There is no doubt that Trump was a hopeless politician, which is why the Democrats now control both houses of Congress, but a number of commentators believe that Biden’s policies could lose Democrats the House of Representatives in two years’ time. That is why Biden is in a hurry to get legislation through as soon as possible.


The second thing Labor should take into account is that while some economists such as Joseph Stiglitz and Paul Krugman welcome the Biden agenda, a large cohort of American economists believe that pumping a huge amount of public money into the economy at the present time will unnecessarily increase debt, lead to inflation and a fall in the value of the US dollar. While this will improve American competitiveness, it will erode the standard of living.


Biden’s advisers are aware that reliance on the public sector to lead the economy out of recession will mean lower growth rates than would occur otherwise. This is why they are relying so much on taxation rather than allowing growth to take care of debt, as the government is doing in Australia.
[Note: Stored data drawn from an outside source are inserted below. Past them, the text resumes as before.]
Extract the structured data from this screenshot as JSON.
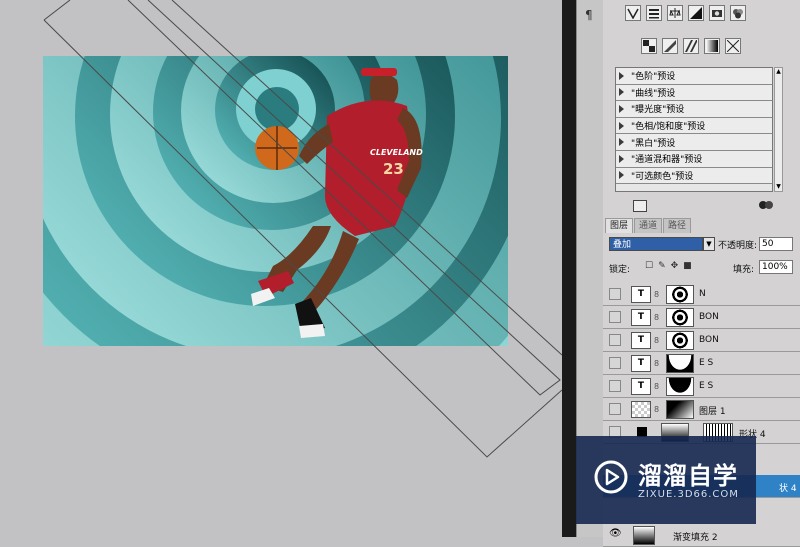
{
  "adjustments": {
    "presets": [
      "\"色阶\"预设",
      "\"曲线\"预设",
      "\"曝光度\"预设",
      "\"色相/饱和度\"预设",
      "\"黑白\"预设",
      "\"通道混和器\"预设",
      "\"可选颜色\"预设"
    ]
  },
  "layers_panel": {
    "tabs": [
      "图层",
      "通道",
      "路径"
    ],
    "blend_mode": "叠加",
    "opacity_label": "不透明度:",
    "opacity_value": "50",
    "lock_label": "锁定:",
    "fill_label": "填充:",
    "fill_value": "100%",
    "layers": [
      {
        "name": "N",
        "type": "text"
      },
      {
        "name": "BON",
        "type": "text"
      },
      {
        "name": "BON",
        "type": "text"
      },
      {
        "name": "E S",
        "type": "text"
      },
      {
        "name": "E S",
        "type": "text"
      },
      {
        "name": "图层 1",
        "type": "raster"
      },
      {
        "name": "形状 4",
        "type": "shape"
      },
      {
        "name": "状 4",
        "type": "shape-selected"
      },
      {
        "name": "渐变填充 2",
        "type": "gradient"
      }
    ]
  },
  "image": {
    "jersey_text": "CLEVELAND",
    "jersey_number": "23"
  },
  "watermark": {
    "title": "溜溜自学",
    "url": "ZIXUE.3D66.COM"
  },
  "colors": {
    "teal_light": "#9fe0e0",
    "teal_dark": "#0d4347",
    "selection_blue": "#2f5fa6",
    "watermark_bg": "#162850"
  }
}
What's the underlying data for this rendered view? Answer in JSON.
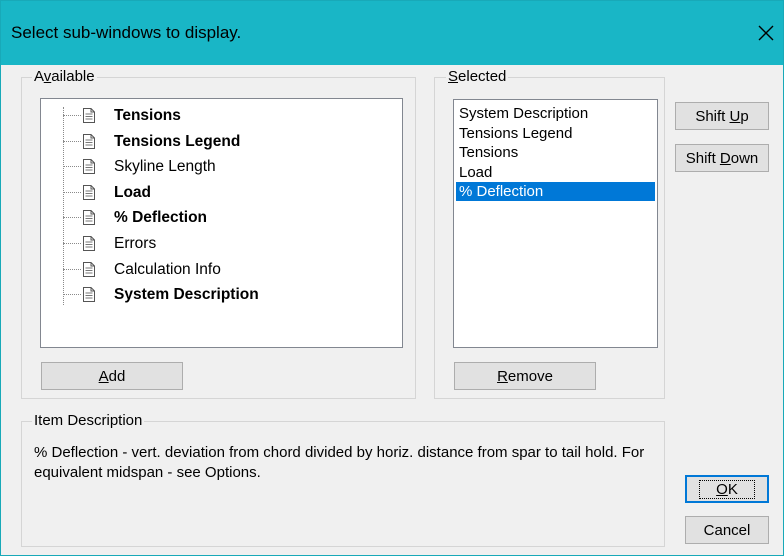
{
  "window": {
    "title": "Select sub-windows to display.",
    "accent_color": "#19b6c6"
  },
  "available": {
    "label_pre": "A",
    "label_u": "v",
    "label_post": "ailable",
    "items": [
      {
        "label": "Tensions",
        "bold": true
      },
      {
        "label": "Tensions Legend",
        "bold": true
      },
      {
        "label": "Skyline Length",
        "bold": false
      },
      {
        "label": "Load",
        "bold": true
      },
      {
        "label": "% Deflection",
        "bold": true
      },
      {
        "label": "Errors",
        "bold": false
      },
      {
        "label": "Calculation Info",
        "bold": false
      },
      {
        "label": "System Description",
        "bold": true
      }
    ],
    "add_u": "A",
    "add_post": "dd"
  },
  "selected": {
    "label_pre": "",
    "label_u": "S",
    "label_post": "elected",
    "items": [
      {
        "label": "System Description",
        "selected": false
      },
      {
        "label": "Tensions Legend",
        "selected": false
      },
      {
        "label": "Tensions",
        "selected": false
      },
      {
        "label": "Load",
        "selected": false
      },
      {
        "label": "% Deflection",
        "selected": true
      }
    ],
    "remove_u": "R",
    "remove_post": "emove"
  },
  "buttons": {
    "shift_up_pre": "Shift ",
    "shift_up_u": "U",
    "shift_up_post": "p",
    "shift_down_pre": "Shift ",
    "shift_down_u": "D",
    "shift_down_post": "own",
    "ok_pre": "",
    "ok_u": "O",
    "ok_post": "K",
    "cancel": "Cancel"
  },
  "description": {
    "label": "Item Description",
    "text": "% Deflection - vert. deviation from chord divided by horiz. distance from spar to tail hold. For equivalent midspan - see Options."
  }
}
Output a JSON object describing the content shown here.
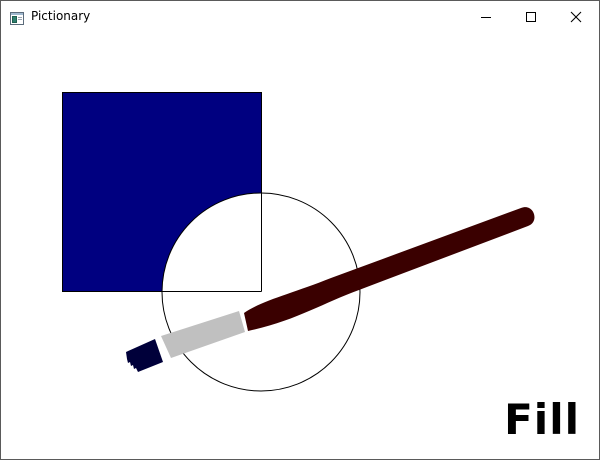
{
  "window": {
    "title": "Pictionary",
    "icon": "app-window-icon",
    "controls": {
      "minimize_icon": "minimize-icon",
      "maximize_icon": "maximize-icon",
      "close_icon": "close-icon"
    }
  },
  "canvas": {
    "background": "#ffffff",
    "shapes": [
      {
        "kind": "square",
        "fill": "#000080",
        "stroke": "#000000"
      },
      {
        "kind": "circle",
        "fill": "#ffffff",
        "stroke": "#000000"
      }
    ],
    "tool": {
      "name": "paintbrush-icon",
      "handle_color": "#3a0000",
      "ferrule_color": "#c0c0c0",
      "bristle_color": "#00003a"
    }
  },
  "mode_label": "Fill"
}
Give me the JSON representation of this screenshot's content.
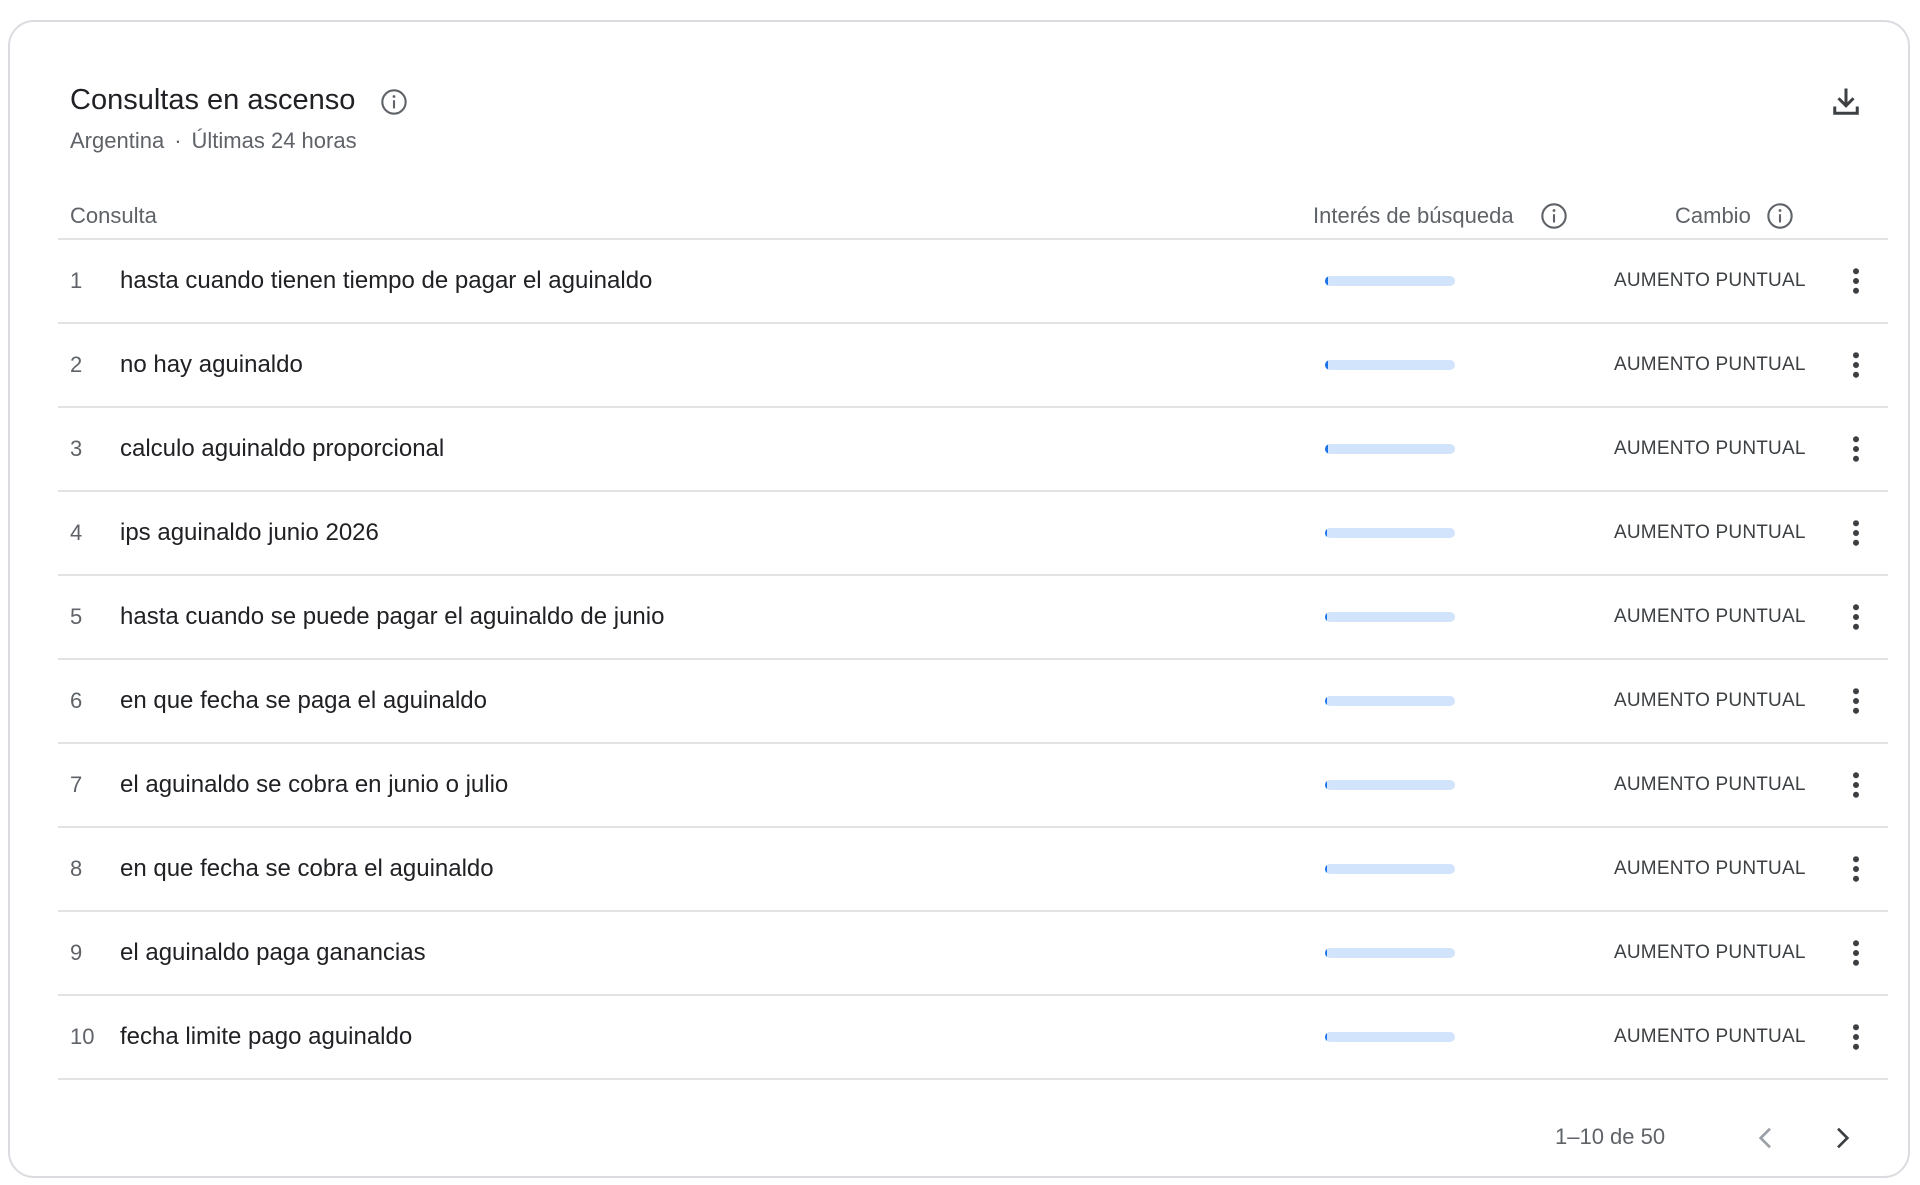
{
  "panel": {
    "title": "Consultas en ascenso",
    "info_icon": "info-circle-icon",
    "region": "Argentina",
    "separator": "·",
    "period": "Últimas 24 horas",
    "download_icon": "download-icon"
  },
  "table": {
    "headers": {
      "query": "Consulta",
      "interest": "Interés de búsqueda",
      "change": "Cambio"
    },
    "rows": [
      {
        "rank": "1",
        "query": "hasta cuando tienen tiempo de pagar el aguinaldo",
        "interest": 0.02,
        "change": "AUMENTO PUNTUAL"
      },
      {
        "rank": "2",
        "query": "no hay aguinaldo",
        "interest": 0.02,
        "change": "AUMENTO PUNTUAL"
      },
      {
        "rank": "3",
        "query": "calculo aguinaldo proporcional",
        "interest": 0.02,
        "change": "AUMENTO PUNTUAL"
      },
      {
        "rank": "4",
        "query": "ips aguinaldo junio 2026",
        "interest": 0.01,
        "change": "AUMENTO PUNTUAL"
      },
      {
        "rank": "5",
        "query": "hasta cuando se puede pagar el aguinaldo de junio",
        "interest": 0.01,
        "change": "AUMENTO PUNTUAL"
      },
      {
        "rank": "6",
        "query": "en que fecha se paga el aguinaldo",
        "interest": 0.01,
        "change": "AUMENTO PUNTUAL"
      },
      {
        "rank": "7",
        "query": "el aguinaldo se cobra en junio o julio",
        "interest": 0.01,
        "change": "AUMENTO PUNTUAL"
      },
      {
        "rank": "8",
        "query": "en que fecha se cobra el aguinaldo",
        "interest": 0.01,
        "change": "AUMENTO PUNTUAL"
      },
      {
        "rank": "9",
        "query": "el aguinaldo paga ganancias",
        "interest": 0.01,
        "change": "AUMENTO PUNTUAL"
      },
      {
        "rank": "10",
        "query": "fecha limite pago aguinaldo",
        "interest": 0.01,
        "change": "AUMENTO PUNTUAL"
      }
    ],
    "row_menu_icon": "more-vert-icon"
  },
  "pagination": {
    "label": "1–10 de 50",
    "prev_icon": "chevron-left-icon",
    "next_icon": "chevron-right-icon"
  },
  "colors": {
    "bar_track": "#d2e3fc",
    "bar_fill": "#1a73e8",
    "text_primary": "#202124",
    "text_secondary": "#5f6368",
    "divider": "#e3e3e3"
  }
}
Finally, high levels of corporate taxation will lead to lower corporate savings and lower innovation. In America, corporate savings are what drive investment and innovation is what has kept the country ahead of everyone else when it comes to the development of technology.


Labor has said it wants Australia to have a 21st century economy but it seems to be reluctant to trust the private sector to deliver one. There is no doubt that a thriving private sector often leads to inequality, but it also leads to opportunity. It is amazing that in Australia a thirty-year-old woman can be the tenth richest person in the country, all on the basis of her own entrepreneurialism.


It would be a pity if Labor decided to adopt policies that stopped this sort of thing from happening.